Par conséquent, il n’est pas établi que l’employeur a manqué à son obligation de sécurité au cours de la relation contractuelle, de sorte que, la cour infirmant le jugement entrepris, déboute M. X Y de sa demande de dommages et intérêts.
- Sur le licenciement
M. X Y soutient que l’inaptitude prononcée est imputable au comportement fautif de l’employeur de sorte que le licenciement est sans cause réelle et sérieuse.
M. X Y s’est rendu au service des urgences de la clinique des Ormeaux le 25 mars
2017 en raison de douleurs thoraciques et de fourmillements du bras gauche depuis le lundi précédent et les examens ont permis de diagnostiquer une coronopathie ayant nécessité une hospitalisation de quatre jours.
Le salarié a été déclaré inapte temporaire lors de la première visiste de reprise du 23 mai 2017, puis inapte lors de la seconde du 6 juillet 2017 et ce dans le cadre d’un accident ou maladie non professionnel.
Alors que pour les motifs sus exposés, il n’est pas établi que l’employeur a manqué à son obligation de sécurité, il ne résulte pas des éléments du débat qu’un lien puisse être fait entre les conditions de travail du salarié, son état de santé et la déclaration d’inaptitude, étant précisé que le compte rendu d’hospitalisation rédigé le 30 mars 2017 évoquait comme facteurs de risque le tabagisme et la dyslipidémie, lesquels ne peuvent résulter des conditions de travail.
Aussi, alors que le licenciement n’est remis en cause sur aucun autre fondement, la cour infirme le jugement entrepris et dit que le licenciement repose sur une cause réelle et sérieuse, déboutant ainsi le salarié de sa demande de dommages et intérêts à ce titre.
- Sur les dépens et frais irrépétibles
En qualité de partie principalement succombante, M. X Y est condamné aux entiers dépens y compris de première instance et débouté de sa demande fondée sur l’article 700 du code de procédure civile.

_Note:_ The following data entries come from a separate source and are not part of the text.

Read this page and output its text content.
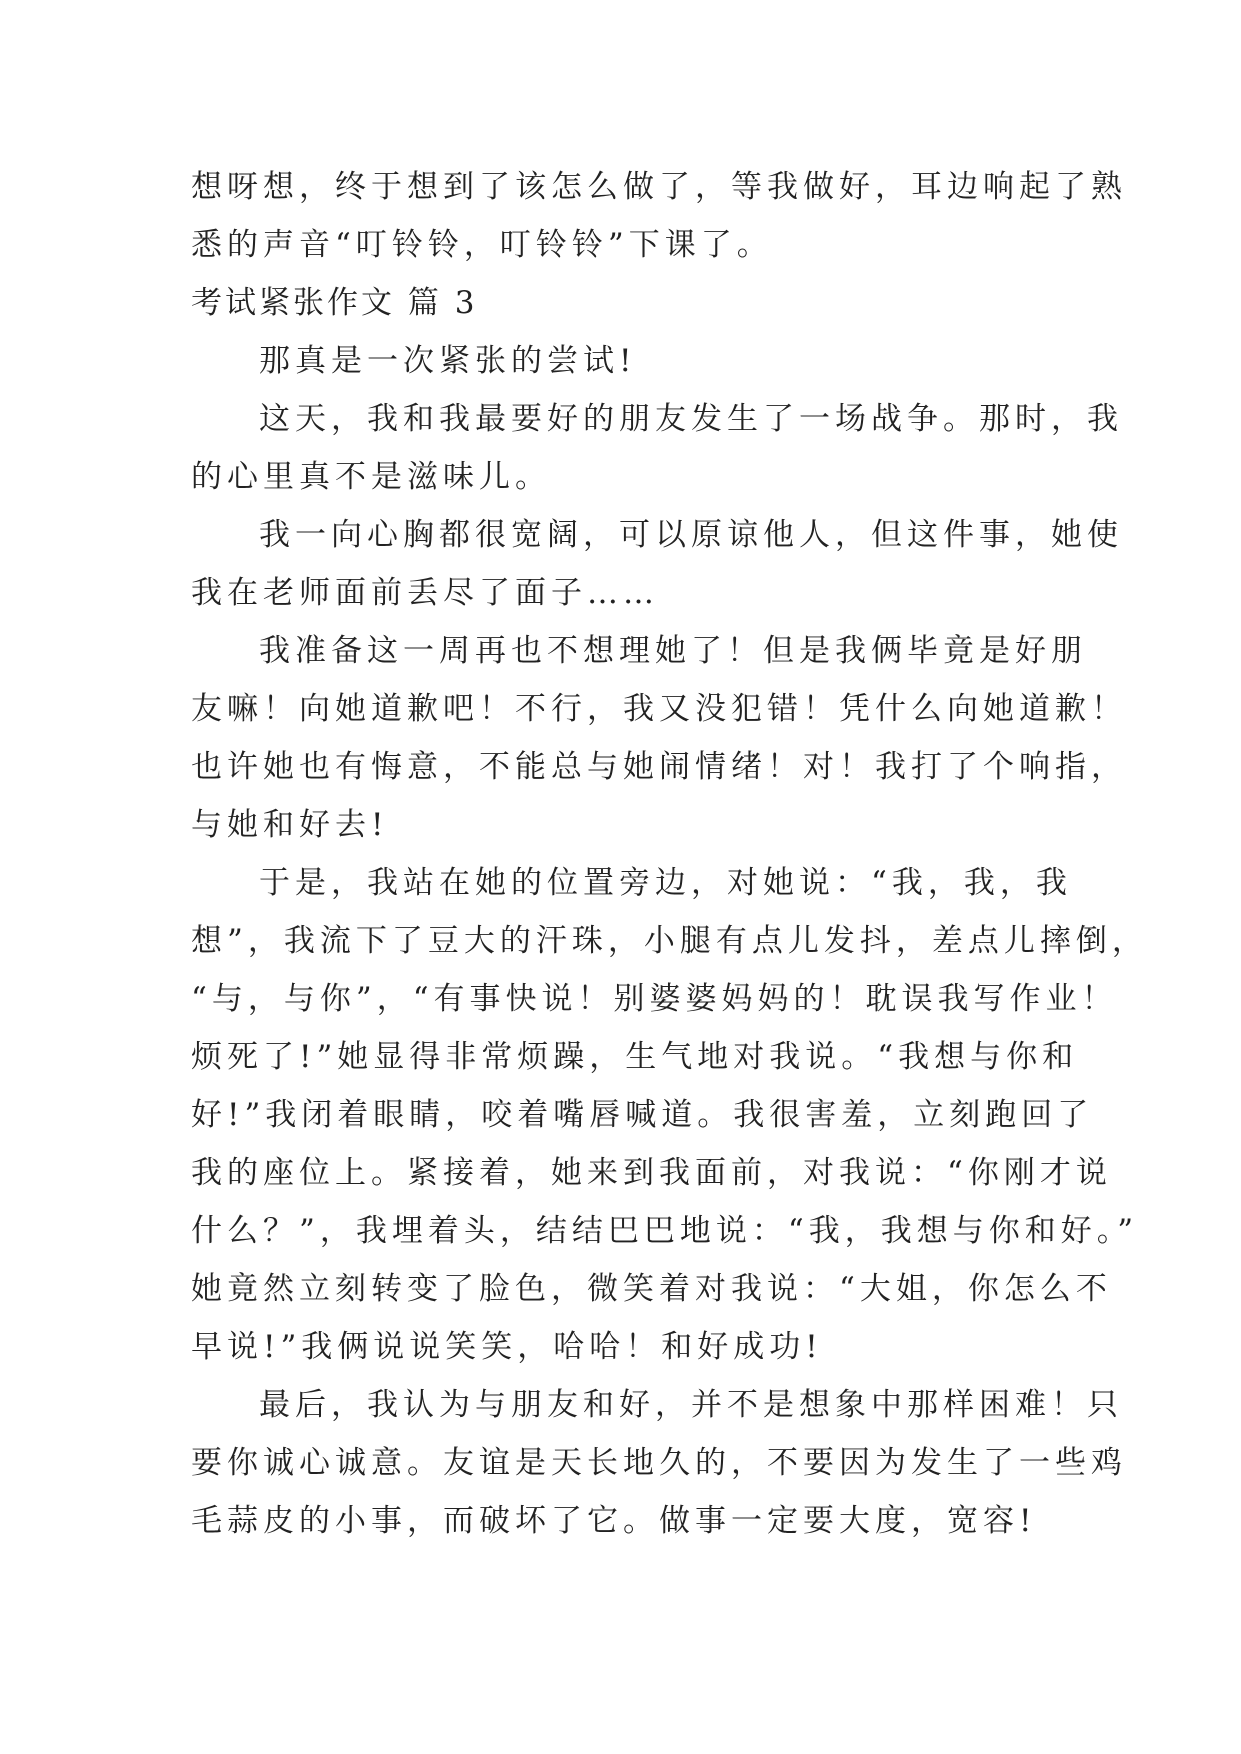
想呀想，终于想到了该怎么做了，等我做好，耳边响起了熟
悉的声音“叮铃铃，叮铃铃”下课了。
考试紧张作文 篇 3
那真是一次紧张的尝试!
这天，我和我最要好的朋友发生了一场战争。那时，我
的心里真不是滋味儿。
我一向心胸都很宽阔，可以原谅他人，但这件事，她使
我在老师面前丢尽了面子……
我准备这一周再也不想理她了！但是我俩毕竟是好朋
友嘛！向她道歉吧！不行，我又没犯错！凭什么向她道歉！
也许她也有悔意，不能总与她闹情绪！对！我打了个响指，
与她和好去!
于是，我站在她的位置旁边，对她说：“我，我，我
想”，我流下了豆大的汗珠，小腿有点儿发抖，差点儿摔倒，
“与，与你”，“有事快说！别婆婆妈妈的！耽误我写作业！
烦死了!”她显得非常烦躁，生气地对我说。“我想与你和
好!”我闭着眼睛，咬着嘴唇喊道。我很害羞，立刻跑回了
我的座位上。紧接着，她来到我面前，对我说：“你刚才说
什么？”，我埋着头，结结巴巴地说：“我，我想与你和好。”
她竟然立刻转变了脸色，微笑着对我说：“大姐，你怎么不
早说!”我俩说说笑笑，哈哈！和好成功!
最后，我认为与朋友和好，并不是想象中那样困难！只
要你诚心诚意。友谊是天长地久的，不要因为发生了一些鸡
毛蒜皮的小事，而破坏了它。做事一定要大度，宽容!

Il ne paraît pas inéquitable de laisser à la charge de la société SAS GDR Cherpin les frais générés par l’instance et non compris dans les dépens en considération de la situation économique respective des parties.
PAR CES MOTIFS
LA COUR
Statuant par arrêt contradictoire,
Infirme le jugement entrepris ;
Statuant à nouveau,
Rejette la demande de M. X Y au titre de l’obligation de sécurité ;
Dit que le licenciement de M. X Y repose sur une cause réelle et sérieuse ;
Déboute M. X Y de sa demande au titre de la rupture du contrat de travail ;
Déboute M. X Y de sa demande fondée sur l’article 700 du code de procédure civile tant en première instance qu’en appel;
Déboute la société SAS GDR Cherpin de sa demande fondée sur l’article 700 du code de procédure civile ;
Condamne M. X Y aux entiers dépens de première d’instance et d’appel.